Catalyst Capital, a Canadian firm embroiled in court activity that closed its most recent flagship pool six years ago, is, for the time being, solely focused on monetizing investments out of its past funds, sources told Buyouts.
The firm is not ruling out a new fund at some point, but for now is working to manage out legacy investments, the sources said. LPs had expected the firm back with its sixth fund in 2017, Buyouts previously reported.
Catalyst Capital, based in Toronto and led by Newton Glassman and Gabriel de Alba, also has discussed potential succession scenarios. De Alba is in the process of launching a separate fund that will retain some connection to Catalyst, sources said.
The investment period of Catalyst Capital’s most recent pool, Fund V, expired last year, sources said. The investment period is the time period of a fund’s life, usually five to six years, when the manager can make new investments. Generally, once the investment period expires, a manager needs LP permission to make new investments (usually through a one-year extension of the investment period). Catalyst Capital has extended the life of some of its older funds for more time to sell investments, sources said.
Part of what has prevented Catalyst from moving forward with a new fund likely has to do with ongoing litigation that has enveloped the firm over the past few years. Catalyst has been locked in a multi-year court fight with Toronto hedge fund West Face Capital over claims of poaching employees to gain insider information and alleged short attacks against Catalyst portfolio company Callidus Capital Corp, a private lender.
More recently, Catalyst claimed West Face worked with Anson Group Canada and a “wolf pack” of conspirators to drive down the price of Callidus and prevent it from collecting from defaulting borrowers. West Face and its chief executive Greg Boland countersued for defamation, and those court proceedings are ongoing, according to court documents. Catalyst also sued Dow Jones & Co for defamation based on coverage of the firm in the Wall Street Journal, a case that remains active. Dow Jones stood behind its reporting as fair and accurate, according to a WSJ report earlier this year.
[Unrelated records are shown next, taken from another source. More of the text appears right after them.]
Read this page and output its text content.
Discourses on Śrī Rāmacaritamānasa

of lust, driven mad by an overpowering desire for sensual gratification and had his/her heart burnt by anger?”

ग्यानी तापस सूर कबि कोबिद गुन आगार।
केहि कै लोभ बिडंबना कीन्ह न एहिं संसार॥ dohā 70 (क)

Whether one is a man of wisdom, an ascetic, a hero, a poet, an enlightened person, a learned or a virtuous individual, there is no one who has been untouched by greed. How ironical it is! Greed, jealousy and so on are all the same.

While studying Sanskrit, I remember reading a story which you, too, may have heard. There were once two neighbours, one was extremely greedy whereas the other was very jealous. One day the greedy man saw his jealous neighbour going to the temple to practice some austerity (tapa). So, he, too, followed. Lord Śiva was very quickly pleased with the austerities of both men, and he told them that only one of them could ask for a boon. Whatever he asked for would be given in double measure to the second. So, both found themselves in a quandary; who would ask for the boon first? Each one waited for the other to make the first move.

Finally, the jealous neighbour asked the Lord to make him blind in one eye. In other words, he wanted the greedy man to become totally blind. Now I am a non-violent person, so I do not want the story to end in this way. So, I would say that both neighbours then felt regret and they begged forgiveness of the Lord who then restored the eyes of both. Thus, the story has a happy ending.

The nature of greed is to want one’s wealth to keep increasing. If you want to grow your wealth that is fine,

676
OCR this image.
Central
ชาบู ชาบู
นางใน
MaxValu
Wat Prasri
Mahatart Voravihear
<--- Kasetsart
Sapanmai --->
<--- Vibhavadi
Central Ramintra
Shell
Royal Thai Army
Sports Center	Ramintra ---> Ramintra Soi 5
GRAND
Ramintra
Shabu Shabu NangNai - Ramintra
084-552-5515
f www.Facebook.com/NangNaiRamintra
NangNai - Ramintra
The firm also was sued by one of the LPs in Fund V. Missouri State Employees’ Retirement System sued Catalyst last year, claiming the firm mishandled its money. The system also asked a judge to block Catalyst from drawing down new capital from LPs.
A circuit court judge in April denied MOSERS’ request, made in the form of a preliminary injunction that would have prevented Catalyst from making capital calls on Fund V. The judge denied that request from MOSERS as well as another that would have barred Catalyst from holding MOSERS liable for not meeting capital calls. The firm’s ability to call capital was codified in the Fund V contract, the Judge argued in his decision.
The status of the lawsuit is not clear. A MOSERS spokesperson declined to comment.
Meanwhile, Catalyst Capital hasn’t stopped investing. Last year, a group of creditors led by Catalyst Capital completed the acquisition of Cirque du Soleil Entertainment Group, which allowed the company to exit court protection from creditors. De Alba was named co-chair of the company’s board alongside Jim Murren, former CEO of MGM Resorts International.
For Catalyst, the lack of a new fund, or active fundraising plans, six years after the last pool closed, breaks a fairly aggressive fundraising cycle. The firm, formed in 2002, has raised more than $4.3 billion across five funds. The first, a 2002, vintage, closed on about $185.6 million, and Fund II, a 2006 vintage, closed on $634.9 million, according to a presentation for Fund V.
Fund III, a 2009 vintage pool, closed on $1 billion in 2011, after which the fundraising pace picked up, with the firm closing Fund IV on $812 million in 2013 and Fund V on more than $1.5 billion in 2015.
Firms generally fundraise after 70 percent to 75 percent of the prior fund is deployed (this threshold varies from firm to firm). Most firms would be expected to have raised new capital, or be in the process of raising capital, before the expiration of the investment period on the prior fund.
For Catalyst, the job at the moment is to monetize the older portfolios and maximize value out of Fund V, according to the person with knowledge of the firm. The firm would not rule out raising a new fund at some point, the source said.
Glassman’s main role is to oversee monetization of investments and oversee Fund V transactions, according to an investor presentation from last year.
De Alba, who is listed as a key executive on Fund V, according to documents from New Jersey’s Treasurer’s office, will still maintain responsibility over Catalyst investments, the source said.
His new venture will be a separate GP that will retain ties to Catalyst, though the exact nature of the relationship is not clear. Glassman will not be involved in the new fund, according to the investor presentation. It will have a different scope from Catalyst, which focuses on Canadian companies, with a mandate to investment in companies in the US and Europe.
He is expected to start raising money later this summer, sources told Buyouts.